First US trachea transplant offers hope to Covid patients with trachea | Medical research

New York City surgeons performed the first tracheal transplant in the United States, giving a woman who suffered from severe asthma a new trachea, the tube that carries air from her mouth to her lungs.

Doctors say such operations can help Covid-19 patients who have suffered severe tracheal damage from breathing machines.

“We talked for 100 years about just putting on a new windpipe,” said Dr. Albert Merati, a surgeon at the University of Washington who did not participate in the recent transplant. But connecting a donor’s trachea to a recipient’s blood supply is a challenge and would only be considered as a last resort, experts say.

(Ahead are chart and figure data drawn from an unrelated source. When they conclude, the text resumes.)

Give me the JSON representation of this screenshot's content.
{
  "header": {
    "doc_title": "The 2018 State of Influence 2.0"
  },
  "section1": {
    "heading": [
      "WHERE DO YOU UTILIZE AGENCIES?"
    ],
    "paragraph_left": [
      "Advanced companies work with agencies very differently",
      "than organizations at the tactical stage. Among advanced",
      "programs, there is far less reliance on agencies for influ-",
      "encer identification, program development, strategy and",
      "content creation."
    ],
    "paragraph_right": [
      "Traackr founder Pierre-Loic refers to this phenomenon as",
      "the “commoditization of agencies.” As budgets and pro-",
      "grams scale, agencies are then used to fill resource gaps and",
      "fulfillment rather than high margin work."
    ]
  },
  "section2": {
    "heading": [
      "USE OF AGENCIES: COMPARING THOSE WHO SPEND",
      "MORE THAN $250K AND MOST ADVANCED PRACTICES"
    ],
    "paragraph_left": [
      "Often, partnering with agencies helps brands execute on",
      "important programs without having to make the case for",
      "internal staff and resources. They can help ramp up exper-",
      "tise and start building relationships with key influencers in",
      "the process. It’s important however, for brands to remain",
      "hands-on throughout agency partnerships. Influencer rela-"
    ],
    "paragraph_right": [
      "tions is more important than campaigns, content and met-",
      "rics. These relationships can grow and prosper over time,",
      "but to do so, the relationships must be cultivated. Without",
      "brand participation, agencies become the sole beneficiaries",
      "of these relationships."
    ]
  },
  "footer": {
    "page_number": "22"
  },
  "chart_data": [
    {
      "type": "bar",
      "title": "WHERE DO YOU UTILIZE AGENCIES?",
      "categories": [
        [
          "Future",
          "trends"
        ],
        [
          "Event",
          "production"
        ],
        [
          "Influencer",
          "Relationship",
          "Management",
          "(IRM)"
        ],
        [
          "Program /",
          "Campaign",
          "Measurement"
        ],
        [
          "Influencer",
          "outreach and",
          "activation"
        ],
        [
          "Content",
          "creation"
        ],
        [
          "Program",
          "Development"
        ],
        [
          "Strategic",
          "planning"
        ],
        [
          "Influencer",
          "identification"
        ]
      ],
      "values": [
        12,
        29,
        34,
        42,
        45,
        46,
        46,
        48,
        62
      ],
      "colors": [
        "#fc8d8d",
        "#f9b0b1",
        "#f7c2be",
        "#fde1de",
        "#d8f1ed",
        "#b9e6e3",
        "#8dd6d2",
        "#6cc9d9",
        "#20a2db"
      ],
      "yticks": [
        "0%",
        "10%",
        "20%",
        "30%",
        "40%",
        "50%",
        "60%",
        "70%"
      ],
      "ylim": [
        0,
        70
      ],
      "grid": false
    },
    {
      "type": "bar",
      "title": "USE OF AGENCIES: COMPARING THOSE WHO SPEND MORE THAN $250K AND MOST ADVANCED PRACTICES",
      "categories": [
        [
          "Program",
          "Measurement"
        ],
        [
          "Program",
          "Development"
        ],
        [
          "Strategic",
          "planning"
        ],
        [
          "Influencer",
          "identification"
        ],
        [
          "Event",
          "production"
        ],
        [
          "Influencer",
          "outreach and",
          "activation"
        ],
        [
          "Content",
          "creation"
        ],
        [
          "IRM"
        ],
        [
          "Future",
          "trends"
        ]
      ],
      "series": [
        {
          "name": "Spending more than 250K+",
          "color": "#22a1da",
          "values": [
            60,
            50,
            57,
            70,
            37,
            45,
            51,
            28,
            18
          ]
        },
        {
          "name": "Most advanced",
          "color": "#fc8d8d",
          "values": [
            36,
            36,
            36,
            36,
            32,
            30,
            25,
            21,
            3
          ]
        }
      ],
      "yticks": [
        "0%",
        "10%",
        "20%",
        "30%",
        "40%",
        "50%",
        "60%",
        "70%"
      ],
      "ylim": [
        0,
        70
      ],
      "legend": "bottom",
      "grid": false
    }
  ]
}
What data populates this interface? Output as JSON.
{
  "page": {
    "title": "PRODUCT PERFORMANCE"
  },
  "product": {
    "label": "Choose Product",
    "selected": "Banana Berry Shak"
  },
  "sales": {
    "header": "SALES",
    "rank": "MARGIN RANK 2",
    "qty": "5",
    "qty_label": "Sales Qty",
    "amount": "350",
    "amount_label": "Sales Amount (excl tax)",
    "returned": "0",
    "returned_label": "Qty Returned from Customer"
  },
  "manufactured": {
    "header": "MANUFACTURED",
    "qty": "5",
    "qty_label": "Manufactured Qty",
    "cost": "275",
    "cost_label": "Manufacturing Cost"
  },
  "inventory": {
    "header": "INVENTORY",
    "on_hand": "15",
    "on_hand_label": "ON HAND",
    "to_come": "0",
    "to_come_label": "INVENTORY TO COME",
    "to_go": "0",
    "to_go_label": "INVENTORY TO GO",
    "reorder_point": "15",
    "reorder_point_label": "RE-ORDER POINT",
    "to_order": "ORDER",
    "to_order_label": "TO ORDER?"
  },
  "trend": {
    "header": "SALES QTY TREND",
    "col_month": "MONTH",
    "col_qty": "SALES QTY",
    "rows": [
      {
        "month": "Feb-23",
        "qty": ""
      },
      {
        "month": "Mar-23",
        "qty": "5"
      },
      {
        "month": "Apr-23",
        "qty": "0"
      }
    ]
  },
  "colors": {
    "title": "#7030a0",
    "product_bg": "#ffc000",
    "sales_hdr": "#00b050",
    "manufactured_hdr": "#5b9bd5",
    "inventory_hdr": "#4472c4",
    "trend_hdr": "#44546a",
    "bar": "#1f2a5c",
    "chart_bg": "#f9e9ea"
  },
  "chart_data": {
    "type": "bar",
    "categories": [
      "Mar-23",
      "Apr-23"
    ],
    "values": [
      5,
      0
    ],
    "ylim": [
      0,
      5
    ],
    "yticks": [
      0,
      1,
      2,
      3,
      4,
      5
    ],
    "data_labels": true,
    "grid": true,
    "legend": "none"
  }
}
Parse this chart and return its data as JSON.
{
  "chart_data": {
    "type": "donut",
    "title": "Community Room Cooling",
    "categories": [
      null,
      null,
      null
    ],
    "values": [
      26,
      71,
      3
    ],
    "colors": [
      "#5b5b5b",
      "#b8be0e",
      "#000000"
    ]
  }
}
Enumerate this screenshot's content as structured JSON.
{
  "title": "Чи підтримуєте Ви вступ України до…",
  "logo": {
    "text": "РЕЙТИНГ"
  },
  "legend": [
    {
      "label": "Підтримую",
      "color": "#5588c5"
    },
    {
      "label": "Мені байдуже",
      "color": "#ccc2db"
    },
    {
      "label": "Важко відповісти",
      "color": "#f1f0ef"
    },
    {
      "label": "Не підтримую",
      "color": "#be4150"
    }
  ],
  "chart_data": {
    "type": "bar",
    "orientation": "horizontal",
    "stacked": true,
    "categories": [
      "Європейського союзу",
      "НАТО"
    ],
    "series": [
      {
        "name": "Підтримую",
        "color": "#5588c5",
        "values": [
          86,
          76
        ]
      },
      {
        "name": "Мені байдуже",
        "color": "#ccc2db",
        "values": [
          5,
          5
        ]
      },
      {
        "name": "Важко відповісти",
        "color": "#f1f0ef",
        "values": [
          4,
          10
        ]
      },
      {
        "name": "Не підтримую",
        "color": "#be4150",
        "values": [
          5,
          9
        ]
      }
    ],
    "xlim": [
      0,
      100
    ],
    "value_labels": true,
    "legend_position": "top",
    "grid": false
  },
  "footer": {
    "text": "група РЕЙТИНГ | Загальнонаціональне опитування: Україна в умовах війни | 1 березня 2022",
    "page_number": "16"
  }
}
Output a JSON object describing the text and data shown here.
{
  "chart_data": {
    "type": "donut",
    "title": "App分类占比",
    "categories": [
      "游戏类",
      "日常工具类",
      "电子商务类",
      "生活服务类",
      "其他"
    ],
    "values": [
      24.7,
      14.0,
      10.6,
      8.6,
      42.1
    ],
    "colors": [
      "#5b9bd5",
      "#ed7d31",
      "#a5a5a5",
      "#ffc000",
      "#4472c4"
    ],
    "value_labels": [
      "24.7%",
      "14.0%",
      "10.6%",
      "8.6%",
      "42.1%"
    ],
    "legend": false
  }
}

“It is technically extremely difficult,” said Dr. David Klassen, medical director of the United Network for Organ Sharing, or Unos, who oversees the United States’ transplant system. “It has been a very difficult thing to decipher.”

The patient, 56-year-old social worker Sonia Sein, said she spent six years “trying to catch her breath every moment” after treatment for severe asthma damaged her windpipe. She is breathing freely again after the operation at New York’s Mount Sinai hospital.

Experts say it is too early to consider the Sein transplant, which Unos said was the first of its kind in the United States, a complete success. Sein must take powerful drugs to prevent organ rejection, but doctors hope to wean in a few years. Less than three months after the operation, there were no complications or signs of rejection.

“If it were a failure, we would already know. It is very promising, ”said Dr. Alec Patterson, a transplant surgeon at Washington University in St Louis who was not involved in the operation. “It is a big step forward.”

Sein’s ordeal began in 2014, when doctors put a tube in her throat to help her breathe during a severe asthma attack. It saved his life, but it damaged his windpipe. Several surgeries to reconstruct his trachea did not help. Until now, doctors had few good options for treating serious tracheal damage.

The trachea is much more than just a tube.

“Every breath we take has to be transmitted skillfully from the tip of the nose to the last air pocket in the lungs,” said Merati.

Doctors can remove damaged sections of the trachea or repair or replace them with prostheses, tissue grown in the laboratory, or self-supplied tissue from the skin and cartilage of a patient’s ribs. But these techniques may not restore full organ function, which uses tiny threads to move mucus and has the perfect flexibility to expand and collapse as we breathe, swallow and cough.

When a patient’s entire trachea is damaged, a transplant may be their only hope, said Dr. Eric Genden, a Mount Sinai surgeon who led the team.

“At the moment, we don’t talk much about these patients because there is no option for them,” said Genden. “We hope that this procedure … will help not only patients who are on the verge of disaster, but also patients who are currently considered hopeless.”

In an 18-hour operation, a team of more than 50 specialists transplanted a donor’s trachea, carefully reconnecting it to a complex network of tiny blood vessels.

“When we saw the organ come to life, we knew we had overcome the first hurdle,” said Genden.

Doctors say the procedure can help others with birth defects of the trachea, intractable diseases of the airways or extensive damage to ventilators.

“This could help care for Covid-19 patients,” said Merati. “Without a doubt, we are already seeing some impact” from patients on breathing machines.